Music and Market Failure

I missed the gig Rossano Sportiello played in Woods Hole last year, but I couldn't miss the buzz among the local musicians. It persisted for weeks after Sportiello's performance, which was, by the several accounts that I heard, stunning. Apparently, the boy can play piano.

Sportiello came to Woods Hole this Fall again, and I missed it again, and I heard about it again! So I went to his Web site and found out he had several NYC area gigs. Finally, last night I caught him at Small's Jazz Club in Manhattan.

I don't have enough adjectives in my bag to describe Sportiello's playing. Words like, "awesome," don't do it justice. "Impossible," hints at the kinds of things his hands were doing. And when, after an enthusiastic round of applause, I muttered, "Wow, too much," from my front-row seat, he replied, "Yes, probably," and all four of us in the audience laughed.

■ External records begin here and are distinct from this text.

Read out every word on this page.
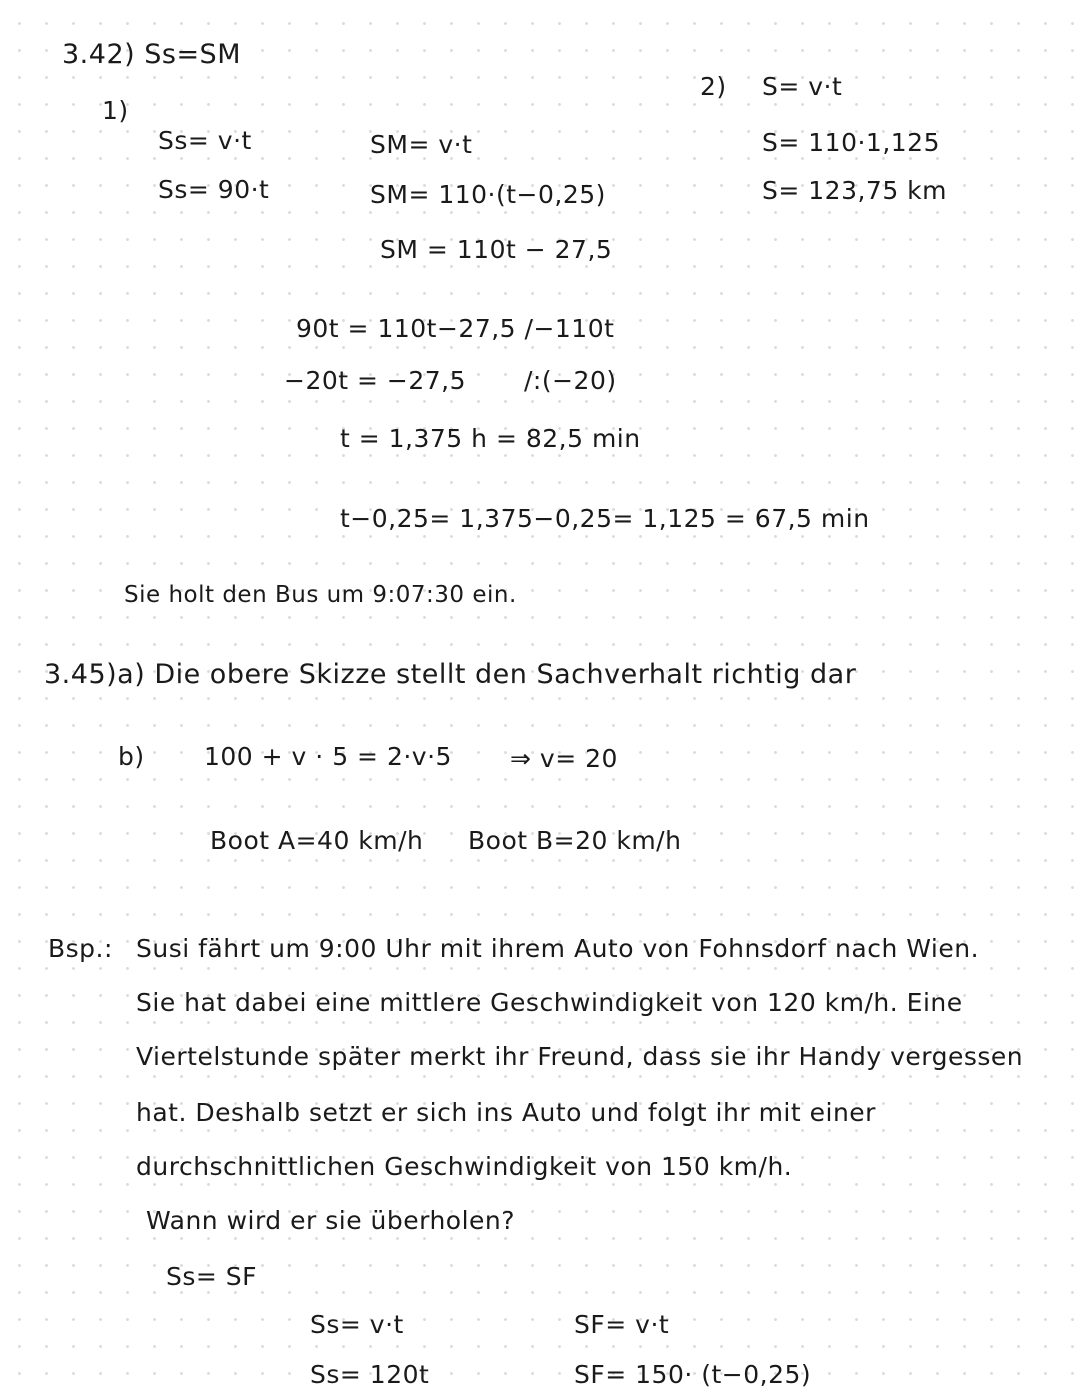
3.42) Ss=SM
1)
Ss= v·t
Ss= 90·t
SM= v·t
SM= 110·(t−0,25)
SM = 110t − 27,5
2) S= v·t
S= 110·1,125
S= 123,75 km
90t = 110t−27,5 /−110t
−20t = −27,5 /:(−20)
t = 1,375 h = 82,5 min
t−0,25= 1,375−0,25= 1,125 = 67,5 min
Sie holt den Bus um 9:07:30 ein.
3.45)a) Die obere Skizze stellt den Sachverhalt richtig dar
b) 100 + v · 5 = 2·v·5 ⇒ v= 20
Boot A=40 km/h Boot B=20 km/h
Bsp.: Susi fährt um 9:00 Uhr mit ihrem Auto von Fohnsdorf nach Wien.
Sie hat dabei eine mittlere Geschwindigkeit von 120 km/h. Eine
Viertelstunde später merkt ihr Freund, dass sie ihr Handy vergessen
hat. Deshalb setzt er sich ins Auto und folgt ihr mit einer
durchschnittlichen Geschwindigkeit von 150 km/h.
Wann wird er sie überholen?
Ss= SF
Ss= v·t
Ss= 120t
SF= v·t
SF= 150· (t−0,25)
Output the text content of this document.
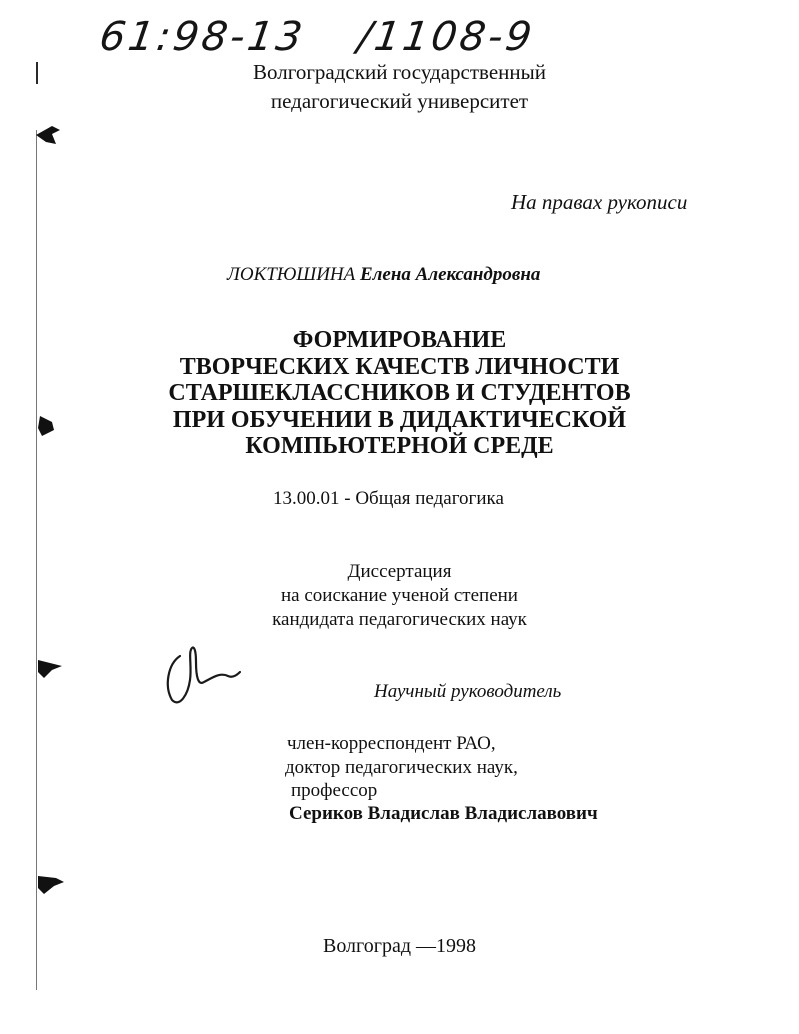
61:98-13 /1108-9
Волгоградский государственный
педагогический университет
На правах рукописи
ЛОКТЮШИНА Елена Александровна
ФОРМИРОВАНИЕ
ТВОРЧЕСКИХ КАЧЕСТВ ЛИЧНОСТИ
СТАРШЕКЛАССНИКОВ И СТУДЕНТОВ
ПРИ ОБУЧЕНИИ В ДИДАКТИЧЕСКОЙ
КОМПЬЮТЕРНОЙ СРЕДЕ
13.00.01 - Общая педагогика
Диссертация
на соискание ученой степени
кандидата педагогических наук
Научный руководитель
член-корреспондент РАО,
доктор педагогических наук,
профессор
Сериков Владислав Владиславович
Волгоград —1998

Yes, that's right, this world-class piano player, playing in a noted jazz club in one of the music capitals of the world, had drawn FOUR listeners. Four. Me and three others. One was probably a friend of his, and the other two were snuggling in a booth in the corner.

OK, OK, by the end of Sportiello's set, the room had maybe 20 people in it. One of the newcomers asked me, "Who was that? He's good!" He was there for the next act.

Sportiello isn't alone. Have you heard of John Miller? Joe Weed? Ginny Snowe? Joe Sutton? Savely Schuster? Beverly Smith and Carl Jones? [UPDATE: David Grier? Matt Fliner?] These are skilled masters of their craft, just as worthy of kudos as the musicians we know as household words, or more so. I've seen them all in small rooms with maybe a dozen other listeners. If they showed up in your town, I'd bet they'd draw in the low-dozens at best, even with good publicity.

I know, I know, long tail, blah, blah, blah . . . I think there's something different going on. I think there are great musicians everywhere. I am not underestimating the skills of the great ones, but I think musical greatness is way more accessible than the Star Maker Machinery admits.

I think if there were means to discover who the great musicians in my neighborhood were, I'd be amazed. My guess is that most of them don't play in public at all, and that this, in itself, is a market failure. I think the market failure in music is in treating "the market" as if it were the entire country, or bigger. I think the market failure that is live music needs to be de-failed -- our culture would be richer, our lives more meaningful with more live music.

[By the way, I got email yesterday suggesting that isen.blog was a tech blog, and shouldn't stray into other topics like music, fishing and politics. Especially politics. My response: too bad. If I want to write in public about music, or the people I love, or the a55h01es that run the country, or climate change, or the joys of fishing or flying or sailing or cooking, or about my kitty cats, I will. Don't like it? Don't read it, like billions and billions of other people.]